Le fabuleux show décomplexé de Lina González-Granados

Milos et Lina González-Granados
François Goupil Milos et Lina González-Granados

Dans le cadre de sa campagne de promotion des cheffes d’orchestre, qui constituent la très large majorité des artistes invités à diriger son orchestre, Yannick Nézet-Séguin avait convié la Colombienne Lina González-Granados. L’idée s’est avérée lumineuse.

Alors, là… quelle surprise ! Parmi les cheffes choisies par Yannick Nézet-Séguin, celle que l’on avait tant attendue était sans conteste Nathalie Stutzmann : réputation en fer forgé bâtie en quelques années dans les gros canons du répertoire auprès des grands orchestres.

En pratique, la Française est venue à Montréal, en juin, comme pour nous démontrer qu’elle avait des idées profondes et novatrices sur l’alpha et l’oméga de la Symphonie pathétique. Sauf que rien ne s’amalgamait vraiment en musique touchant le coeur. La réputation de Lina González-Granados ? Une 3e place au concours La Maestra en 2020 et un poste d’assistante auprès de Riccardo Muti en pleine pandémie. La Colombienne est désormais cheffe en résidence de l’Opéra de Los Angeles. Ce que nous avons vu hier soir augure de bien davantage.

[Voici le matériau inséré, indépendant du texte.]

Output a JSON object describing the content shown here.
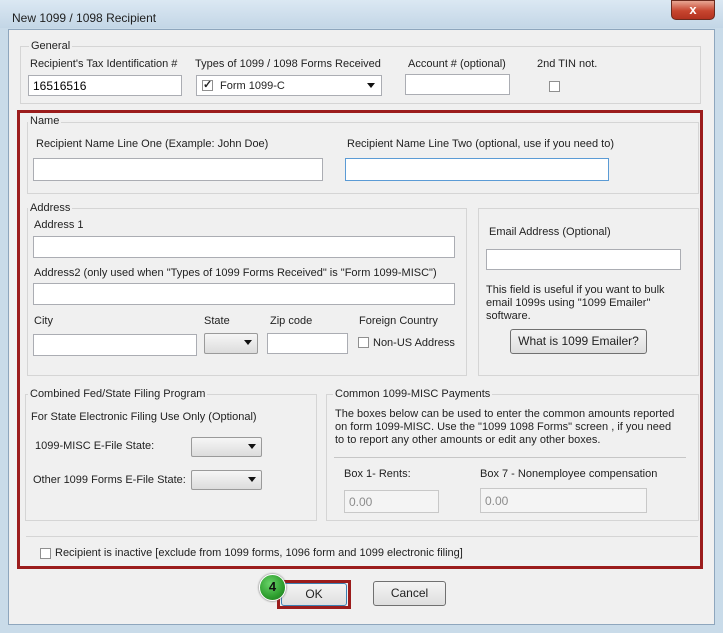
{
  "window": {
    "title": "New 1099 / 1098 Recipient",
    "close_label": "x"
  },
  "general": {
    "legend": "General",
    "tin_label": "Recipient's Tax Identification #",
    "tin_value": "16516516",
    "forms_label": "Types of 1099 / 1098 Forms Received",
    "forms_value": "Form 1099-C",
    "forms_checked": true,
    "account_label": "Account # (optional)",
    "account_value": "",
    "tin_notice_label": "2nd TIN not."
  },
  "name": {
    "legend": "Name",
    "line1_label": "Recipient Name Line One (Example: John Doe)",
    "line1_value": "",
    "line2_label": "Recipient Name Line Two (optional, use if you need to)",
    "line2_value": ""
  },
  "address": {
    "legend": "Address",
    "address1_label": "Address 1",
    "address2_label": "Address2 (only used when \"Types of 1099 Forms Received\" is \"Form 1099-MISC\")",
    "city_label": "City",
    "state_label": "State",
    "zip_label": "Zip code",
    "foreign_label": "Foreign Country",
    "non_us_label": "Non-US Address"
  },
  "email": {
    "label": "Email Address (Optional)",
    "help": "This field is useful if you want to bulk email 1099s using \"1099 Emailer\" software.",
    "button": "What is 1099 Emailer?"
  },
  "state_filing": {
    "legend": "Combined Fed/State Filing Program",
    "subtitle": "For State Electronic Filing Use Only (Optional)",
    "misc_label": "1099-MISC E-File State:",
    "other_label": "Other 1099 Forms E-File State:"
  },
  "payments": {
    "legend": "Common 1099-MISC Payments",
    "help": "The boxes below can be used to enter the common amounts reported on form 1099-MISC. Use the \"1099  1098 Forms\" screen , if you need to to report any other amounts or edit any other boxes.",
    "box1_label": "Box 1- Rents:",
    "box1_value": "0.00",
    "box7_label": "Box 7 - Nonemployee compensation",
    "box7_value": "0.00"
  },
  "inactive_label": "Recipient is inactive [exclude from 1099 forms, 1096 form and 1099 electronic filing]",
  "buttons": {
    "ok": "OK",
    "cancel": "Cancel"
  },
  "step_badge": "4",
  "colors": {
    "highlight": "#9b1c1c",
    "badge": "#2e9e2e"
  }
}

Lina González-Granados a dirigé avec clarté et engagement deux partitions contemporaines dans le registre « diversité, représentativité, inclusion ». Gabriela Lena Frank, Californienne de 49 ans d’ascendance sino-péruvienne-lithuanienne et juive, spécialiste de l’intégration d’influences latino-américaines dans une musique actuelle « consommable », est, selon des statistiques réalisées auprès de dizaines d’orchestres, l’une des quatre grandes gagnantes du redéploiement de la programmation aux États-Unis. Sa musique, compétente, est très assimilable pour ceux qui ont digéré le Sacre du printemps. Toni alossaan d’Alejandra Odgers est composé avec beaucoup de coeur. Au moins ça n’écorche pas les oreilles, mais c’est un peu candide, le thème principal rappelant vaguement le thème le plus connu de la suite de Turandot de Busoni.

Souplesse et efficacité

 

Pour en venir au centre du programme, ce qui frappe chez Lina González-Granados, c’est sa joie communicative de faire de la musique. Il y a chez elle une très grande différence avec Alondra de la Parra où tout semble centré sur le show que la cheffe elle-même dispense. Avec Lina González-Granados tout est centré sur la musique. Le geste ample mais efficace semble stimuler l’orchestre.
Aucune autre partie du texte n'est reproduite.